Greer ha annunciato un imminente viaggio in Europa, dal 19 al 22 novembre, finalizzato a proseguire le negoziazioni e a cercare una risoluzione più concreta.
L’amministrazione statunitense esprime, secondo il Financial Times, una crescente preoccupazione per la lentezza con cui l’UE sta attuando una diminuzione dei dazi e una revisione delle normative commerciali.
Questa situazione incide profondamente sulle relazioni bilaterali, dove il commercio è da tempo un elemento di potenziale conflitto.
La percezione americana è quella di un mercato europeo ostacolato da un complesso labirinto di regolamentazioni e barriere non tariffarie.

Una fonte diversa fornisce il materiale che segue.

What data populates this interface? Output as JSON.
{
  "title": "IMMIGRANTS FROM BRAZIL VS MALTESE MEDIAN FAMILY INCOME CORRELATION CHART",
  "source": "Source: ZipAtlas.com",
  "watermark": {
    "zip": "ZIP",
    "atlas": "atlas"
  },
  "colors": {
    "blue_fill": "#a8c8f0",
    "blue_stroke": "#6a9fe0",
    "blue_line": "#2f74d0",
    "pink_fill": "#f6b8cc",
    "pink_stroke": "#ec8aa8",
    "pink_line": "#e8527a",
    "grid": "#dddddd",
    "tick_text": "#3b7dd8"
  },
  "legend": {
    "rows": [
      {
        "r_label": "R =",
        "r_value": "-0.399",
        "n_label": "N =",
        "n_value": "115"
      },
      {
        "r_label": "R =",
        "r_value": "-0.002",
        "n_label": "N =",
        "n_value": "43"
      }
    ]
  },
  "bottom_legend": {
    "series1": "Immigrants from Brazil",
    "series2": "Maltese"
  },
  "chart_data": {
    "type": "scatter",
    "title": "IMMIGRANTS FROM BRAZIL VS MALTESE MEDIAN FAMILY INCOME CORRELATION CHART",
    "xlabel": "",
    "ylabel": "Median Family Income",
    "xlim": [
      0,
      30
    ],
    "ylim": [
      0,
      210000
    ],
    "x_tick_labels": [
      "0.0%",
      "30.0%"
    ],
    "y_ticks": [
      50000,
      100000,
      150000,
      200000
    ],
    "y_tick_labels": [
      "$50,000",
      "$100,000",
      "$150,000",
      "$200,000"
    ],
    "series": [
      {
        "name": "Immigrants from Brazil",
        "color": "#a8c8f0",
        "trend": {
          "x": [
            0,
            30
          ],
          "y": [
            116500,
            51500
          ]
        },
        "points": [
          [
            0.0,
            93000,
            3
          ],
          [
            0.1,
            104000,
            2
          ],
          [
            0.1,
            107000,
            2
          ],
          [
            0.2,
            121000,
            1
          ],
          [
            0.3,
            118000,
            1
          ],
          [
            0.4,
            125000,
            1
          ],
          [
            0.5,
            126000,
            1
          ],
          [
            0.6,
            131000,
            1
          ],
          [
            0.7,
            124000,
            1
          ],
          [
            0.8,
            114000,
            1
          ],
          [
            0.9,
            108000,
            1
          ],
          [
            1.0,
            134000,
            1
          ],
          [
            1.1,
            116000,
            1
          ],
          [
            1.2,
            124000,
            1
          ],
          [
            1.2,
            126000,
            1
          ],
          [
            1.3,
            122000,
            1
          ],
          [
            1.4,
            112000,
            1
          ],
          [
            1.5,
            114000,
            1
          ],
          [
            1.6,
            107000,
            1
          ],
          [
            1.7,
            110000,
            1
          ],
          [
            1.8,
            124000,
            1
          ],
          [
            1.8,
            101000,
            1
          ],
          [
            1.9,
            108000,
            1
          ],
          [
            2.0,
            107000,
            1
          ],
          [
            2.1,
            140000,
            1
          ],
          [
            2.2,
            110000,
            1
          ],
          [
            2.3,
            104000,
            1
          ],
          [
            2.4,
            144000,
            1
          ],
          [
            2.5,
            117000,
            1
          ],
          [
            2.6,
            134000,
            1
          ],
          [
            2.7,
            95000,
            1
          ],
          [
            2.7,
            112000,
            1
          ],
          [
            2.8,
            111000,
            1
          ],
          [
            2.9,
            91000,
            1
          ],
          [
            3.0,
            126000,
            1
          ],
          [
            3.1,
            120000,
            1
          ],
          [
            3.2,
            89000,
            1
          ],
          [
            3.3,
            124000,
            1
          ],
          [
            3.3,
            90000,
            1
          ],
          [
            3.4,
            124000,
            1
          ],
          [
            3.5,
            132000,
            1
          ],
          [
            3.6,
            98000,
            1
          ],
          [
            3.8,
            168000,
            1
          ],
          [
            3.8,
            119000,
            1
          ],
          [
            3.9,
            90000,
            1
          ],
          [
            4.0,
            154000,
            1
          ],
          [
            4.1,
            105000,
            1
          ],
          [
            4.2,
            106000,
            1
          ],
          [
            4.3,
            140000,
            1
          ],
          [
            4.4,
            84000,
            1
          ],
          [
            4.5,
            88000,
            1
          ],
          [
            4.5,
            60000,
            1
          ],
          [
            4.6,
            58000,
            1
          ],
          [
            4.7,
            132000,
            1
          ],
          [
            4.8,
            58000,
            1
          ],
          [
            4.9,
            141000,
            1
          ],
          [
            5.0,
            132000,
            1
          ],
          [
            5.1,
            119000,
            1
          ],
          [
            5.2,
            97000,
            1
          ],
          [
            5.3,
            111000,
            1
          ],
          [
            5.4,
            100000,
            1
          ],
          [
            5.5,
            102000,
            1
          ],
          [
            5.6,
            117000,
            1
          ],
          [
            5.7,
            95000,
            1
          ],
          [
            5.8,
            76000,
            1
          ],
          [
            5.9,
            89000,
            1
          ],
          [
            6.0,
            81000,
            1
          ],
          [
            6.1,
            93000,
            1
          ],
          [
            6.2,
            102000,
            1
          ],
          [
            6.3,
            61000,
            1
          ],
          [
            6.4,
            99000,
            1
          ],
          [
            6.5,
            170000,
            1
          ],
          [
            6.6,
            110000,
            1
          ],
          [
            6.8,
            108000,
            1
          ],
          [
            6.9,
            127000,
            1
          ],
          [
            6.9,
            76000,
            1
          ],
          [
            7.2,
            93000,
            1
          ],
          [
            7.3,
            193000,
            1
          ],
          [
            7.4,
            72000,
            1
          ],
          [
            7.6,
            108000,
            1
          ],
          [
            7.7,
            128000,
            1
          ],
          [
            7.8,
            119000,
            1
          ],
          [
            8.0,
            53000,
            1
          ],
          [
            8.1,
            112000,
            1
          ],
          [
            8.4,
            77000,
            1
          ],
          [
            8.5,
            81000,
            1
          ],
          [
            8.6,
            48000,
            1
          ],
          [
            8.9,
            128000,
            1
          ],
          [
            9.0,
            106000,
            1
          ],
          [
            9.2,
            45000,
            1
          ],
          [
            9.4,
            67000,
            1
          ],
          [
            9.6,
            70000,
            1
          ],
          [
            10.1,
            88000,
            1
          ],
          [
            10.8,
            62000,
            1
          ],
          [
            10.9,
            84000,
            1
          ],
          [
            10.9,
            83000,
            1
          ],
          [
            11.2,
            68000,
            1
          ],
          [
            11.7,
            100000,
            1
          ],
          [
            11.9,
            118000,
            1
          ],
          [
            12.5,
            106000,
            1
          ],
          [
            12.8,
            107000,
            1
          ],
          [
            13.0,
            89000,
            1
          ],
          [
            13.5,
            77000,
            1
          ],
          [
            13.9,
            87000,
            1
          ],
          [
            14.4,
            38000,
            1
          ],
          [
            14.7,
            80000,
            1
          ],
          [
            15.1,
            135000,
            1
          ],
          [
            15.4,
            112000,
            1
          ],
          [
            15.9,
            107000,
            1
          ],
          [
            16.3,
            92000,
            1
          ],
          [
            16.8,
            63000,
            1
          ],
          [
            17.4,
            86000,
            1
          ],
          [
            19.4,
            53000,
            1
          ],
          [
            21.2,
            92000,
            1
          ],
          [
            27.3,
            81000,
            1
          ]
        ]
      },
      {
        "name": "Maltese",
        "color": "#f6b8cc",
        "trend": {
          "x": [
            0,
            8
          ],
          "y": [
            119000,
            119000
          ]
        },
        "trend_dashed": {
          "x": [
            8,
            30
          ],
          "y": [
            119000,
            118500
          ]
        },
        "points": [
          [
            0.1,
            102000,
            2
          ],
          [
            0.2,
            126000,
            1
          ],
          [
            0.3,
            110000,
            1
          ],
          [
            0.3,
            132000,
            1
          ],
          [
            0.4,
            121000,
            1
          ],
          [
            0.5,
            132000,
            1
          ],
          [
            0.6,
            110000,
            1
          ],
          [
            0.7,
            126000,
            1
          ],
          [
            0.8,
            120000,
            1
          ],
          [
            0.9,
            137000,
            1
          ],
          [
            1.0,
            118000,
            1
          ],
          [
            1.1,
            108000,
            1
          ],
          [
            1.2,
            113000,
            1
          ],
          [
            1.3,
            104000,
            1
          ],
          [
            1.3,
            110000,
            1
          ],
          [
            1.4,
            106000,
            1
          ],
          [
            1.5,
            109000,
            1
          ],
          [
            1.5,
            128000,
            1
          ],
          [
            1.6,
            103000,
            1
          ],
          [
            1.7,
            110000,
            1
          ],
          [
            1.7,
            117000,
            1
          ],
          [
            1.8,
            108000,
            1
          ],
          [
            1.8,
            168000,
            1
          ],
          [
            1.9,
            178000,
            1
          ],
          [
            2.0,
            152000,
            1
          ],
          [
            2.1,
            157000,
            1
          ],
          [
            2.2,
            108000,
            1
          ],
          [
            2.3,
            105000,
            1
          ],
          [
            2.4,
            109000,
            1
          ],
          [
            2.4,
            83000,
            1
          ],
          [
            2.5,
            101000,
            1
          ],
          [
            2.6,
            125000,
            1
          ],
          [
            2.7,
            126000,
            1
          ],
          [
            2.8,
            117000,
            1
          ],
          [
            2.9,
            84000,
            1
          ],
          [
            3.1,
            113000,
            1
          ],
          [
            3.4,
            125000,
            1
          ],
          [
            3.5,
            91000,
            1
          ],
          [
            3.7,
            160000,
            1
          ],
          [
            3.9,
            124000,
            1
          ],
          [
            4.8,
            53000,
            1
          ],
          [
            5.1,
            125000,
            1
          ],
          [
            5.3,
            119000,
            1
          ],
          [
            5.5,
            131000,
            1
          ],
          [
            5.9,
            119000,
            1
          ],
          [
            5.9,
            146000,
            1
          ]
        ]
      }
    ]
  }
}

Queste misure, spesso di natura tecnica e apparentemente secondarie, si traducono in realtà in limitazioni significative all’accesso al mercato per i prodotti statunitensi.
Il problema non si riduce semplicemente all’ammontare dei dazi doganali.

Si tratta di un sistema complesso che include standard di prodotto, requisiti di etichettatura, certificazioni, normative sanitarie e fitosanitarie, e altre misure che, pur perseguendo obiettivi legittimi di protezione dei consumatori o dell’ambiente, possono avere un impatto sproporzionato sulle imprese americane.

Queste barriere non tariffarie, spesso più opache e difficili da quantificare rispetto ai dazi tradizionali, rappresentano un ostacolo significativo alla crescita economica e alla competitività delle aziende statunitensi.

La questione solleva interrogativi più ampi sulla filosofia commerciale dell’UE e sul suo approccio alle relazioni economiche internazionali.

Mentre l’UE si presenta come un campione del multilateralismo e del libero scambio, le sue politiche commerciali spesso rivelano una tendenza a proteggere i propri mercati e a favorire le proprie industrie.

La tensione tra questi due aspetti è al centro della disputa commerciale tra Stati Uniti ed Europa, e la risoluzione di questa controversia richiederà un impegno sincero da entrambe le parti per trovare un terreno comune e per promuovere un sistema commerciale globale più equo e trasparente.
Il viaggio di Greer in Europa segna un momento cruciale in questo processo, e il suo esito potrebbe avere implicazioni significative per il futuro delle relazioni economiche tra Stati Uniti ed Europa.